Recovery of inspiratory intercostal muscle activity following high cervical hemisection

Abstract

Anatomical and neurophysiological evidence indicates that thoracic interneurons can serve a commissural function and activate contralateral motoneurons. Accordingly, we hypothesized that respiratory-related intercostal (IC) muscle electromyogram (EMG) activity would be only modestly impaired by a unilateral cervical spinal cord injury. Inspiratory tidal volume (VT) was recorded using pneumotachography and EMG activity was recorded bilaterally from the 1st to 2nd intercostal space in anesthetized, spontaneously breathing rats. Studies were conducted at 1-3 days, 2 wks or 8 wks following C2 spinal cord hemisection (C2HS). Data were collected during baseline breathing and a brief respiratory challenge (7% CO(2)). A substantial reduction in inspiratory intercostal EMG bursting ipsilateral to the lesion was observed at 1-3 days post-C2HS. However, a time-dependent return of activity occurred such that by 2 wks post-injury inspiratory intercostal EMG bursts ipsilateral to the lesion were similar to age-matched, uninjured controls. The increases in ipsilateral intercostal EMG activity occurred in parallel with increases in VT following the injury (R=0.55; P<0.001).

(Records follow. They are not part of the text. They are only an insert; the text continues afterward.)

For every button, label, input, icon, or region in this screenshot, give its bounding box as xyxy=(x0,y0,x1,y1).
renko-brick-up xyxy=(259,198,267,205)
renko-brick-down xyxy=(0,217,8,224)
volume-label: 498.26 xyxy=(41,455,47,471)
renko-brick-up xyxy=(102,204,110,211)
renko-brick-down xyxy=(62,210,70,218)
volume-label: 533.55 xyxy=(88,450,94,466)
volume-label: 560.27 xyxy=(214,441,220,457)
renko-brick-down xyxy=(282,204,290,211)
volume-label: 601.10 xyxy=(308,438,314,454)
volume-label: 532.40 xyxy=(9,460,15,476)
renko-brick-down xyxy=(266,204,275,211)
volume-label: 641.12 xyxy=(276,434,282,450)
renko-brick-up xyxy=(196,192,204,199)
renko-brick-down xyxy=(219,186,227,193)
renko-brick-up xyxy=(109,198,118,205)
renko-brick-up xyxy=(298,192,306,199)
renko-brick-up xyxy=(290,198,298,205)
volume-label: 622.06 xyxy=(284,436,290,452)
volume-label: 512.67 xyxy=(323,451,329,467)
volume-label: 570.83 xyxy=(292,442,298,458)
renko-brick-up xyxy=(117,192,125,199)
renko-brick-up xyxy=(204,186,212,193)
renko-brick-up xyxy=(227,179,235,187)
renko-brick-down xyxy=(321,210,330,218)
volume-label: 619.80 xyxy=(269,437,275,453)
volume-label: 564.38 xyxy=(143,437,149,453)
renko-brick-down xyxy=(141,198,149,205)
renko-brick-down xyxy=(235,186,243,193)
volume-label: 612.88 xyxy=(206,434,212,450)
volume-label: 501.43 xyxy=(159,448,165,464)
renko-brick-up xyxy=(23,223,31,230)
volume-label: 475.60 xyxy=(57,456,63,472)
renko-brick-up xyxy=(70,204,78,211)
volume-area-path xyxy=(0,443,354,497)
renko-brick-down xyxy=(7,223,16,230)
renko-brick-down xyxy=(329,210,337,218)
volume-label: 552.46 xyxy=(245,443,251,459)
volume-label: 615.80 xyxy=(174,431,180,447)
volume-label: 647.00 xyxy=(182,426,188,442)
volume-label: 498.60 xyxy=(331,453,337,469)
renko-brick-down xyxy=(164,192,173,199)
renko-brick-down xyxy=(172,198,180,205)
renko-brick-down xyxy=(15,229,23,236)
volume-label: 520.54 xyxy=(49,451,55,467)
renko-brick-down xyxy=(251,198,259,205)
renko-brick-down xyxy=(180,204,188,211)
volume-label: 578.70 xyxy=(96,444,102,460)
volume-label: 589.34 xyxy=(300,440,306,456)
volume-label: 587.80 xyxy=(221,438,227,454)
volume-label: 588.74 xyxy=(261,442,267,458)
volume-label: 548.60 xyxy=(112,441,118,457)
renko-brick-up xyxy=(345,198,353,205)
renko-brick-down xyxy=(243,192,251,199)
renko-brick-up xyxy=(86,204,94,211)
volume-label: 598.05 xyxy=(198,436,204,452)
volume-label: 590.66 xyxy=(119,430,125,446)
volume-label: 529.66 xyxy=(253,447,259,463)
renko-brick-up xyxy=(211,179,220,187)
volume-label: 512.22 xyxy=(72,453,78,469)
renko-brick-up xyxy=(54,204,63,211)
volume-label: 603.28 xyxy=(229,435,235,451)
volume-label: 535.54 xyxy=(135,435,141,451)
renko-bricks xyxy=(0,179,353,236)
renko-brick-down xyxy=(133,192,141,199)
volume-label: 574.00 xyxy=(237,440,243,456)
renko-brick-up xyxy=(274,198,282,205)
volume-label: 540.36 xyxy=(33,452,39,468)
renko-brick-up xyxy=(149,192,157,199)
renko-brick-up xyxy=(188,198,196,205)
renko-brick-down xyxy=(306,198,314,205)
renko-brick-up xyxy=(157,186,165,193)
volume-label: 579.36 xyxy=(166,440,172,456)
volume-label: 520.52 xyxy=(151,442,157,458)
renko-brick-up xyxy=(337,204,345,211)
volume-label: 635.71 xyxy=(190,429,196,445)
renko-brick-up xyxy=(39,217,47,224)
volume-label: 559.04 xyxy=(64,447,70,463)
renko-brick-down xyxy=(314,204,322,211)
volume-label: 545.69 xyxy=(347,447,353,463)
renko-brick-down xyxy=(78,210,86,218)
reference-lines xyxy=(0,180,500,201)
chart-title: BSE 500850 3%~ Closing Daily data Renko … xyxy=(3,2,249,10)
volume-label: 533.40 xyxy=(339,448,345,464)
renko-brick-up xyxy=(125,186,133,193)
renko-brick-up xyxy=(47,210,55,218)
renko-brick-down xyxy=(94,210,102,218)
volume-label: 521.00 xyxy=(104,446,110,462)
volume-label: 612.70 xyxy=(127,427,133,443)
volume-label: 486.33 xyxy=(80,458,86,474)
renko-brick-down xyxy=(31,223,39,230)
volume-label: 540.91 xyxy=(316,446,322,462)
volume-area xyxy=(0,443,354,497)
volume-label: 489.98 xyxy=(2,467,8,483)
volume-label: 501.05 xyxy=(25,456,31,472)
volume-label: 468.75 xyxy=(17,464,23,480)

We conclude that plasticity occurring within a "crossed-intercostal" circuitry enables a robust, spontaneous recovery of ipsilateral intercostal activity following C2HS in rats.

Fig. 1

The effects of C2HS on ventilation. Acutely following C2HS (i.e. 1–3 days) rats exhibited reduced frequency (fR), tidal volume (VT) and minute ventilation (VE) during baseline and hypercapnic challenge. Two weeks post-C2HS, a transient elevation in fR was noted during both conditions (A) triggering enhanced VE during baseline (D and E), while VT returned to control levels (B and C). Normalization of fR (A) and sustained VT recovery (B and C) persisted at 8 wks post-C2HS. VT and VE are expressed as mean values (B and D) and mean values relative to body mass (C and E). ***P < 0.001, **P < 0.01, *P < 0.05 from baseline values; ^###P < 0.001 from all other groups; ^†††P < 0.001, ^††P < 0.01, ^†P < 0.05 from 1–3 days C2HS group.

Fig. 2

Examples of rostral inspiratory intercostal EMG during poikilocapnic baseline and hypercapnic respiratory challenge. The images show the raw (EMG) and integrated EMG (∫ EMG) signals from a control (uninjured) rat, and rats studied 3 days, 2 wks and 8 wks following C2HS injury. C2HS resulted in decreased ipsilateral EMG activity 3 days post-C2HS during baseline (A) and hypercapnic challenge (B). However, robust return of ipsilateral (IL) EMG was observed by 2 wks and persisted 8 wks post-C2HS. In these examples, there appears to be a modest attenuation of contralateral (CL) intercostal EMG activity in 2 wks and 8 wks rats following an initial robust increase following C2HS.

Fig. 3

The effect of C2HS on rostral intercostal EMG amplitude during baseline breathing and hypercapnic respiratory challenge. Ipsilateral EMG amplitudes during baseline and hypercapnic challenge were expressed relative to the contralateral EMG burst (% CL, A and B). These data indicate that following C2HS the ipsilateral inspiratory EMG burst amplitude was transiently reduced. However, ipsilateral EMG amplitudes recovered by 2 wks post-C2HS. A similar conclusion is reached when examining the EMG amplitude data expressed as arbitrary units (a.u.) (C and D). The C2HS injury caused little change in contralateral intercostal EMG amplitudes compared with uninjured controls (D). ***P < 0.001, **P < 0.01, *P < 0.05 compared to corresponding baseline value for that group; ^#P < 0.05 compared to other groups; ^†P < 0.05 compared to the 1–3 days post-C2HS group.

Fig. 4

Relationship between VT recovery and intercostal EMG bursting following C2HS. A linear regression analysis suggested a strong positive correlation between ipsilateral (IL) EMG activity and recovery of VT (P < 0.001, A). Conversely, no clear relationship exists between contralateral (CL) EMG activity and VT following C2HS (B).